As a dental practice transitions from paper to electronic records, it may not be feasible or practical to store the paper records within the practice confines. After the contents of the paper record have been transferred or scanned into the electronic record (Figure 8-2), the paper record may be boxed according to one of the five basic systems listed below and relocated to a proper storage facility. These facilities provide off-site storage and retrieval services in a safe, secure, climate-controlled environment should a paper record ever need to be reviewed. The administrative assistant is typically responsible for communicating with these businesses and arranging for the transfer of records between the dental practice and the storage location.
Classification of Filing Systems
Five Basic Systems
The five basic classification systems of filing are the alphabetical system, the geographical system, the numerical system, the subject system, and the chronological system. All of these methods except the chronological system basically apply alphabetical procedures. The method used in a dental office depends on the type of practice and the sophistication of the office’s systems, but it is not uncommon to use several of these methods for various types of filing, whether electronic or paper.
Delay or failure to find information makes an office vulnerable to patient dissatisfaction, financial loss, and adverse legal judgments.
Selecting the Appropriate Filing System
In an alphabetical filing system, the arrangement of names appears in sequence from A to Z. The alphabetical filing system accounts for about 90% of the filing that a person is likely to perform, and it can be applied to various captions. Standard rules exist for alphabetizing correctly. Box 8-1 illustrates alphabetical indexing rules that can be applied to a variety of situations.
Box 8-1 Indexing Rules for the Alphabetical System
Names of individuals are indexed by units. The last name (surname) is the key unit. This is followed by the first name (given name), which is the second unit, and then by the middle name or initial, which is the third unit. Alphabetize names by comparing the first units of the names letter by letter. Consider second units only when the first units are identical. Consider third units only if the first and second units are identical, and so on.

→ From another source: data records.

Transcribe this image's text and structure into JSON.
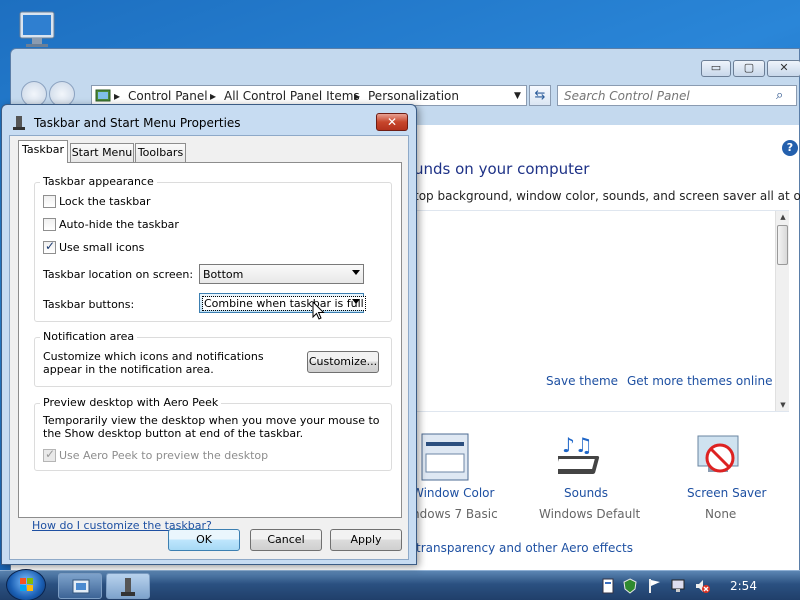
{
  "desktop": {
    "icon": "computer-icon"
  },
  "control_panel": {
    "caption_buttons": {
      "minimize": "▭",
      "maximize": "▢",
      "close": "✕"
    },
    "breadcrumb": [
      "Control Panel",
      "All Control Panel Items",
      "Personalization"
    ],
    "search_placeholder": "Search Control Panel",
    "heading": "unds on your computer",
    "description": "top background, window color, sounds, and screen saver all at once.",
    "save_theme": "Save theme",
    "get_more_themes": "Get more themes online",
    "items": [
      {
        "label": "Window Color",
        "sub": "ndows 7 Basic",
        "icon": "window-color-icon"
      },
      {
        "label": "Sounds",
        "sub": "Windows Default",
        "icon": "sounds-icon"
      },
      {
        "label": "Screen Saver",
        "sub": "None",
        "icon": "screen-saver-icon"
      }
    ],
    "aero_link": "transparency and other Aero effects"
  },
  "dialog": {
    "title": "Taskbar and Start Menu Properties",
    "close": "✕",
    "tabs": [
      "Taskbar",
      "Start Menu",
      "Toolbars"
    ],
    "appearance": {
      "title": "Taskbar appearance",
      "lock": {
        "label": "Lock the taskbar",
        "checked": false
      },
      "autohide": {
        "label": "Auto-hide the taskbar",
        "checked": false
      },
      "small_icons": {
        "label": "Use small icons",
        "checked": true
      },
      "location_label": "Taskbar location on screen:",
      "location_value": "Bottom",
      "buttons_label": "Taskbar buttons:",
      "buttons_value": "Combine when taskbar is full"
    },
    "notification": {
      "title": "Notification area",
      "text": "Customize which icons and notifications appear in the notification area.",
      "customize": "Customize..."
    },
    "peek": {
      "title": "Preview desktop with Aero Peek",
      "text": "Temporarily view the desktop when you move your mouse to the Show desktop button at end of the taskbar.",
      "checkbox": {
        "label": "Use Aero Peek to preview the desktop",
        "checked": true,
        "disabled": true
      }
    },
    "help_link": "How do I customize the taskbar?",
    "ok": "OK",
    "cancel": "Cancel",
    "apply": "Apply"
  },
  "taskbar": {
    "clock": "2:54",
    "tray_icons": [
      "document-icon",
      "shield-icon",
      "flag-icon",
      "network-icon",
      "volume-muted-icon"
    ]
  }
}
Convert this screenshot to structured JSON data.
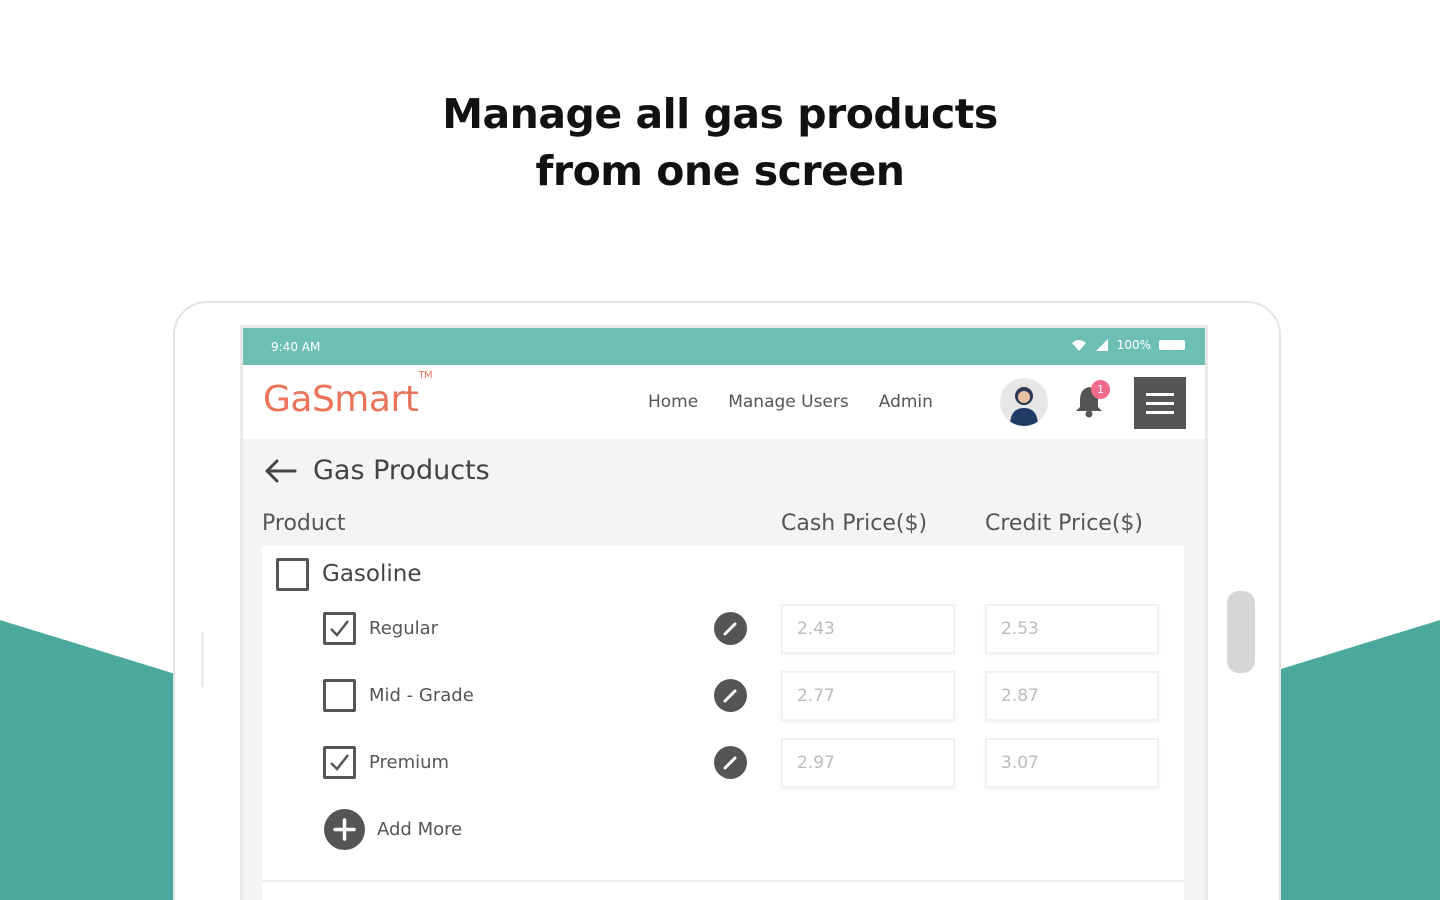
{
  "headline": {
    "line1": "Manage all gas products",
    "line2": "from one screen"
  },
  "colors": {
    "teal": "#4aa89d",
    "statusbar": "#6dbfb3",
    "logo": "#e9745a",
    "badge": "#f06a8a"
  },
  "statusbar": {
    "time": "9:40 AM",
    "battery": "100%"
  },
  "navbar": {
    "logo": "GaSmart",
    "logo_mark": "TM",
    "links": [
      "Home",
      "Manage Users",
      "Admin"
    ],
    "notification_count": "1",
    "icons": [
      "avatar",
      "bell-icon",
      "hamburger-menu-icon"
    ]
  },
  "page": {
    "title": "Gas Products",
    "columns": {
      "product": "Product",
      "cash": "Cash Price($)",
      "credit": "Credit Price($)"
    }
  },
  "products": {
    "group": {
      "label": "Gasoline",
      "checked": false
    },
    "items": [
      {
        "label": "Regular",
        "checked": true,
        "cash": "2.43",
        "credit": "2.53"
      },
      {
        "label": "Mid - Grade",
        "checked": false,
        "cash": "2.77",
        "credit": "2.87"
      },
      {
        "label": "Premium",
        "checked": true,
        "cash": "2.97",
        "credit": "3.07"
      }
    ],
    "add_more": "Add More"
  }
}
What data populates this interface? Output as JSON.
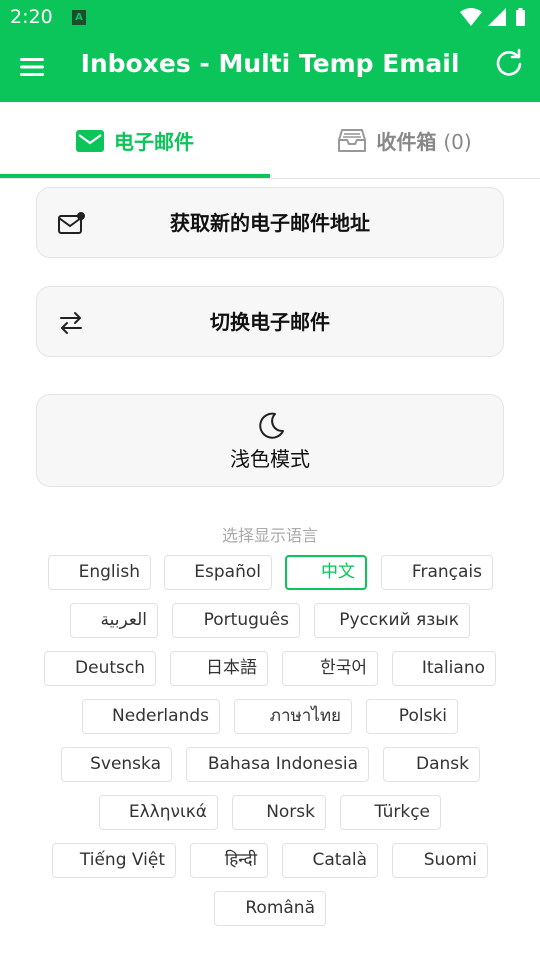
{
  "status": {
    "time": "2:20",
    "notification_icon": "a-icon",
    "right_icons": [
      "wifi-icon",
      "signal-icon",
      "battery-icon"
    ]
  },
  "toolbar": {
    "title": "Inboxes - Multi Temp Email",
    "menu_icon": "menu-icon",
    "refresh_icon": "refresh-icon"
  },
  "tabs": [
    {
      "label": "电子邮件",
      "icon": "mail-icon",
      "active": true
    },
    {
      "label": "收件箱",
      "count": "(0)",
      "icon": "inbox-tray-icon",
      "active": false
    }
  ],
  "actions": {
    "new_address": "获取新的电子邮件地址",
    "switch_email": "切换电子邮件",
    "theme": "浅色模式"
  },
  "language": {
    "heading": "选择显示语言",
    "selected": "中文",
    "options": [
      "English",
      "Español",
      "中文",
      "Français",
      "العربية",
      "Português",
      "Русский язык",
      "Deutsch",
      "日本語",
      "한국어",
      "Italiano",
      "Nederlands",
      "ภาษาไทย",
      "Polski",
      "Svenska",
      "Bahasa Indonesia",
      "Dansk",
      "Ελληνικά",
      "Norsk",
      "Türkçe",
      "Tiếng Việt",
      "हिन्दी",
      "Català",
      "Suomi",
      "Română"
    ]
  },
  "colors": {
    "accent": "#0bc45a",
    "card_bg": "#f7f7f7",
    "muted_text": "#888888"
  }
}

If the last names are the same, consider the second indexing unit.
If the last names are the same but vary in spelling, consider each letter.
Initials are considered the same as a whole word and are filed before names beginning with the same initial. Names with no initial are filed before those with an initial (i.e., “nothing before something”).
If two people have the same name, they are indexed according to the alphabetical order of their city of residence and then by their state of residence. If two people have the same name and live in the same city, they are indexed according to the names of the streets on which they live.
Surname prefixes are considered part of the last name and not as separate words. A hyphenated surname (e.g., Meyer-Schafer) is considered a single indexing unit. A compound personal name that is not hyphenated (e.g., Catherine Myers Schafer) is treated as separate indexing units.
If the first word in a compound surname is one of the standard prefixes (e.g., “St.” in “St. James”), the surname is indexed as a single unit.
Titles and degrees are disregarded, but they may be placed in parentheses after the names.
A seniority designation is not considered an indexing unit, but it can be used as an identifying element to distinguish between identical names.
Titles used without a complete name should be considered as the key indexing unit.
Articles, conjunctions, and prepositions are disregarded in indexing.
A firm or business name is indexed in the order written unless it contains an individual’s name.